Liberals to limit foreign farm investment

The Australian | July 31 2010

By Matthew Franklin and Lanai Vasek

Agriculture Minister Tony Burke said yesterday the Coalition must embrace the longstanding bipartisan support for foreign investment, insisting it drove jobs growth and warning that the Opposition Leader's position would smash business confidence and damage trade links.

The demand came after Tony Abbott declared he wanted to monitor foreign ownership of farm land and was prepared to take the appropriate action if the scale of investment threatened the national interest.

"We must be in charge of what happens in our own country, and obviously if we are going to be genuinely sovereign in our own country we've got to know what's going on," Mr Abbott said while campaigning in Adelaide.

While Mr Abbott insisted he was not an opponent of foreign investment, Labor sources said the opposition was dog-whistling to appeal to xenophobic voters.

And Australian Greens leader Bob Brown backed the creation of a register of foreign ownership and called on the Nationals to protect their rural constituents.

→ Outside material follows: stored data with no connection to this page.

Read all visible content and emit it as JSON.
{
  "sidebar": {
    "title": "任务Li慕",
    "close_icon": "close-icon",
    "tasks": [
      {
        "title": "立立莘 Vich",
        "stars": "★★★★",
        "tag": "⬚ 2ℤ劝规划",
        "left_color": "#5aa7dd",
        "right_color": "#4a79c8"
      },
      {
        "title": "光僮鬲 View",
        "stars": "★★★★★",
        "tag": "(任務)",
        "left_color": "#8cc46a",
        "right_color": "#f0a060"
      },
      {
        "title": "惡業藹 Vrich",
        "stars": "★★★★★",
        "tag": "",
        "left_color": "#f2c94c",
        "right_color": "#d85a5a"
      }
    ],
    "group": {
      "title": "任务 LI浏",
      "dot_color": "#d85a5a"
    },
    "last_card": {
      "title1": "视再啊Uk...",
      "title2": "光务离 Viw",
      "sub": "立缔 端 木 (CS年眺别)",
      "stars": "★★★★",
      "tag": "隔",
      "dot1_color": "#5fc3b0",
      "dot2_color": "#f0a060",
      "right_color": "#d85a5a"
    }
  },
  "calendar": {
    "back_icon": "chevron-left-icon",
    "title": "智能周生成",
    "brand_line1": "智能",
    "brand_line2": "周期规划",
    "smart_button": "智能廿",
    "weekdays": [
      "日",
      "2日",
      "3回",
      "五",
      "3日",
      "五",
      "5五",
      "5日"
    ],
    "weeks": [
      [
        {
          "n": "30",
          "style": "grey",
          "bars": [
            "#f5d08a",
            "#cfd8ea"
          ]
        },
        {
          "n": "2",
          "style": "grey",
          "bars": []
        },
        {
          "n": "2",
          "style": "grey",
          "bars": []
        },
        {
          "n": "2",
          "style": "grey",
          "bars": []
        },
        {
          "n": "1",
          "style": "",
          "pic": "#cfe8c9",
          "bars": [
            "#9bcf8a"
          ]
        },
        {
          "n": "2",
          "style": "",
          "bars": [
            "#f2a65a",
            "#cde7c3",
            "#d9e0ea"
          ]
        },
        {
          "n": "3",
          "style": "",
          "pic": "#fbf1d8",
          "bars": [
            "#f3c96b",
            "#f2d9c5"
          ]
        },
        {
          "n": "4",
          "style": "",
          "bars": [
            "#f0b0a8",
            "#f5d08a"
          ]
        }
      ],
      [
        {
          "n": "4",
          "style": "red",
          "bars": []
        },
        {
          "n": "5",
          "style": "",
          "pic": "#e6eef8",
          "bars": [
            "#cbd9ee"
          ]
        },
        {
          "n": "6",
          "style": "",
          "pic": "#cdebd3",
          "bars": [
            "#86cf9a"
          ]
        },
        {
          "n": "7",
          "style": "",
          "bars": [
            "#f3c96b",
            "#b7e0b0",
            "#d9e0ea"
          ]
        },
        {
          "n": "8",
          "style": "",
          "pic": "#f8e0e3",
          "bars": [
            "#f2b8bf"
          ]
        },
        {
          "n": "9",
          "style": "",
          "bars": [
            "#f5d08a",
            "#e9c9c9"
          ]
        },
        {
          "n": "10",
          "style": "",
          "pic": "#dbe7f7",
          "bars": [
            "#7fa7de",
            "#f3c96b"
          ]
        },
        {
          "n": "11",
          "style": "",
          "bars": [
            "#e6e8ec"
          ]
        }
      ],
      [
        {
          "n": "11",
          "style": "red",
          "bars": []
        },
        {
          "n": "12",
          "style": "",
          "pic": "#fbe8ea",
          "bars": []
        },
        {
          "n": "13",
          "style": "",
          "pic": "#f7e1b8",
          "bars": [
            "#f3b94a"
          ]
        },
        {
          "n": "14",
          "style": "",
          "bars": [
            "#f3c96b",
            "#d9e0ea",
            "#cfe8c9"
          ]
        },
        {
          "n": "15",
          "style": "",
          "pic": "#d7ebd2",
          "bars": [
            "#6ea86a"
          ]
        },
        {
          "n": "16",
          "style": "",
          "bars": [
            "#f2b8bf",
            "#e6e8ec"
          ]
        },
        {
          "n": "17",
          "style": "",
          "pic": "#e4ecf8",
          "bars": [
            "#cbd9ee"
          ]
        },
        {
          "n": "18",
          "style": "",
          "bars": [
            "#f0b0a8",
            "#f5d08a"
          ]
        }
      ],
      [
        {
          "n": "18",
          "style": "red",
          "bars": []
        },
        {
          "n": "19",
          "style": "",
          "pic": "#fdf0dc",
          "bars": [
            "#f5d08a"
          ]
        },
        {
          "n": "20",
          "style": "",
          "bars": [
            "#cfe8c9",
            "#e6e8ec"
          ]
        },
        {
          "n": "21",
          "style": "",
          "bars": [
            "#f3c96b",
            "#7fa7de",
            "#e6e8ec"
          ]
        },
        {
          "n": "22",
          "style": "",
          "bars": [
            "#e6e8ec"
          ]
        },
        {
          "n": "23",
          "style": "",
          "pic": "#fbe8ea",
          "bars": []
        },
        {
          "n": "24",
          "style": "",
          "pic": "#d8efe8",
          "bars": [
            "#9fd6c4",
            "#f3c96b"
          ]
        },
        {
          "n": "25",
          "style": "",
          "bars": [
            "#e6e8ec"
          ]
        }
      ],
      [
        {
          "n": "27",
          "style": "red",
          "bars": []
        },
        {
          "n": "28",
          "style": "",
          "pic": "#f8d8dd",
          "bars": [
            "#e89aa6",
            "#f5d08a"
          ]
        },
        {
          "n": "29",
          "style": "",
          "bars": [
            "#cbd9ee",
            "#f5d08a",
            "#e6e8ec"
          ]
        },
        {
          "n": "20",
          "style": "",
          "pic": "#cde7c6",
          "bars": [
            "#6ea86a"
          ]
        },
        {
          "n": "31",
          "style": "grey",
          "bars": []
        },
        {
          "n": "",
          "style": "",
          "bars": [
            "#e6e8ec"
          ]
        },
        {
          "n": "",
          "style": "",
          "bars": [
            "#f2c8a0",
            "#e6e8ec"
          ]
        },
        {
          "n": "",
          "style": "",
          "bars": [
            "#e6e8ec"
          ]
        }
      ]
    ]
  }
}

Mr Abbott's concern is based on the fact that the Foreign Investment Review Board examines investment by foreigners in commercial and residential property but not small-scale rural purchases.

Yesterday Mr Burke said the FIRB had the power to examine any acquisition by a foreign company or government, regardless of the value. The minister said Australia's agricultural export markets had developed over more than a century in a partnership between Australian farmers and international companies, allowing Australian producers to maximise the prices they could demand for their products.

"Federal Labor calls on the Coalition to immediately return to the longstanding bipartisan position in support of foreign investment to drive economic growth and job opportunities in rural and regional communities right across Australia," he said.

Earlier, Mr Abbott said the Coalition did not want to create a formal register of foreign-owned farmland because state titles offices already held ownership details relating to all property.

But he said foreign ownership should be monitored more closely.

"It is important that the public understand that this country is run by the Australian government in Australia's national interests," Mr Abbott said. "We do want to sell the food, rather than sell the farm."

But he said Australia would always need foreign investment, just as Australian foreign investment in other countries was "a good thing" and part of a healthy, vigorous world economy.

The debate flared yesterday after opposition agriculture spokesman John Cobb told The Australian on Thursday that he wanted monitoring of foreign purchases.

Yesterday Mr Cobb said he did not support the creation of a register of foreign-owned farmland.

Nationals Senate leader Barnaby Joyce said there was no formal shadow cabinet position on the issue, which he would want to debate in cabinet if the Coalition won the election.